Michael's Pattern Laws

Here are some laws I found in the last years as a software architect I'd like to share of you. Maybe, you could share your own insights.

Patterns are no surrogate for human intuition and creativity.
Overload of patterns in your software architecture implies overload of problems in your system. However, not using patterns where applicable may make your life extremely unpleasant.
If you just found that cool new pattern, think again before bothering the rest of us! (Remark: I also want to remind you of Brian Foote's famous words: " a pattern is an aggressive disregard of originality").
Patterns are your best friends if they are treated with friendliness in your architecture design.
It is easy to become a pattern author but it is surprisingly hard to write a good pattern description.
If grandma understands it, it is propably a good pattern description.
Patterns that can be easily formalized are no patterns.
Patterns and Agility? Patterns are about agility. Without patterns your software architecture tends to become overly complex and thus hard to maintain, change, or evolve.

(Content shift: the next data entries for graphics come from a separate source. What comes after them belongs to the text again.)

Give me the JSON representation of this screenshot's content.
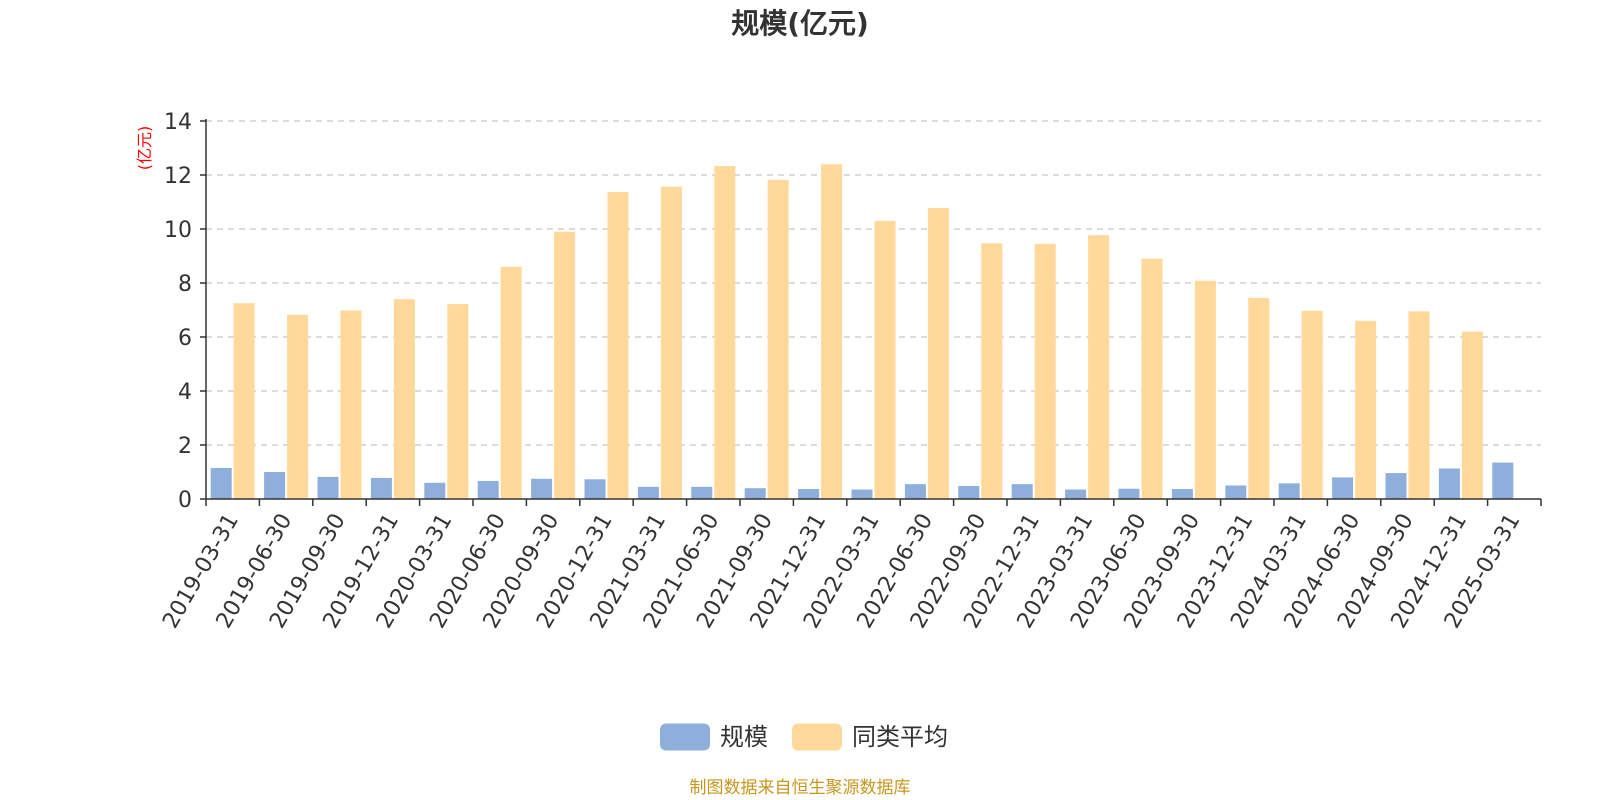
{
  "chart_data": {
    "type": "bar",
    "title": "规模(亿元)",
    "ylabel": "(亿元)",
    "ylim": [
      0,
      14
    ],
    "yticks": [
      0,
      2,
      4,
      6,
      8,
      10,
      12,
      14
    ],
    "grid": true,
    "legend_position": "bottom-center",
    "categories": [
      "2019-03-31",
      "2019-06-30",
      "2019-09-30",
      "2019-12-31",
      "2020-03-31",
      "2020-06-30",
      "2020-09-30",
      "2020-12-31",
      "2021-03-31",
      "2021-06-30",
      "2021-09-30",
      "2021-12-31",
      "2022-03-31",
      "2022-06-30",
      "2022-09-30",
      "2022-12-31",
      "2023-03-31",
      "2023-06-30",
      "2023-09-30",
      "2023-12-31",
      "2024-03-31",
      "2024-06-30",
      "2024-09-30",
      "2024-12-31",
      "2025-03-31"
    ],
    "series": [
      {
        "name": "规模",
        "color": "#8eaedc",
        "values": [
          1.15,
          1.0,
          0.82,
          0.78,
          0.6,
          0.67,
          0.75,
          0.73,
          0.45,
          0.45,
          0.4,
          0.37,
          0.35,
          0.55,
          0.48,
          0.55,
          0.35,
          0.38,
          0.37,
          0.5,
          0.58,
          0.8,
          0.96,
          1.13,
          1.35
        ]
      },
      {
        "name": "同类平均",
        "color": "#ffd89a",
        "values": [
          7.25,
          6.82,
          6.98,
          7.4,
          7.22,
          8.6,
          9.9,
          11.37,
          11.57,
          12.33,
          11.82,
          12.4,
          10.3,
          10.78,
          9.47,
          9.45,
          9.77,
          8.9,
          8.08,
          7.45,
          6.97,
          6.6,
          6.95,
          6.2,
          null
        ]
      }
    ],
    "source": "制图数据来自恒生聚源数据库"
  }
}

The number of pattern books has significantly increased in the last years but that is not necesssarily a sign of good quality.
Patterns are dead, CORBA is dead. All technologies that turn from hype to pragmatic technologies are declared dead once upon a time. If a technology is considered that way, it is typically safe and valuable to use.
A pattern is no island. It reveals its true power when connected with other patterns to form complete landscapes.
You can classify patterns in infinite ways. For example in structural, behavioral or creational patterns such as GoF. Or you may partition the pattern space with respect to granularity, process phases or domain facets. I prefer to have only two classes of patterns, good ones and bad ones.
Time is money. Applying patterns saves time. Thus, patterns are money! Don't forget to tell that your managers.
Always add a real life example to your pattern descriptions because some non-software people in your projects won't see the value of patterns otherwise. Take management as an example.
If you are a good guy, apply patterns. If not, anti-patterns might be a more appropriate choice.
Patterns are not just collections of UML diagrams. I totally agree with Bertrand Meyer who once said "bubbles don't crash" and "all you need is code". Developers should memorize those sentences.
Applying the right patterns the right way is like paradise. Applying the wrong patterns or applying the right patterns wrongly, however, is like hell. Thus, make sure you know what you are doing here.
Sure, you got all pattern books. But that doesn't make you a pattern expert automatically.
As the pointy-haired boss always ephasizes in Dilbert "work smarter not harder". Applying patterns is generally considered smart.
Beware of Murphy's Laws when applying patterns.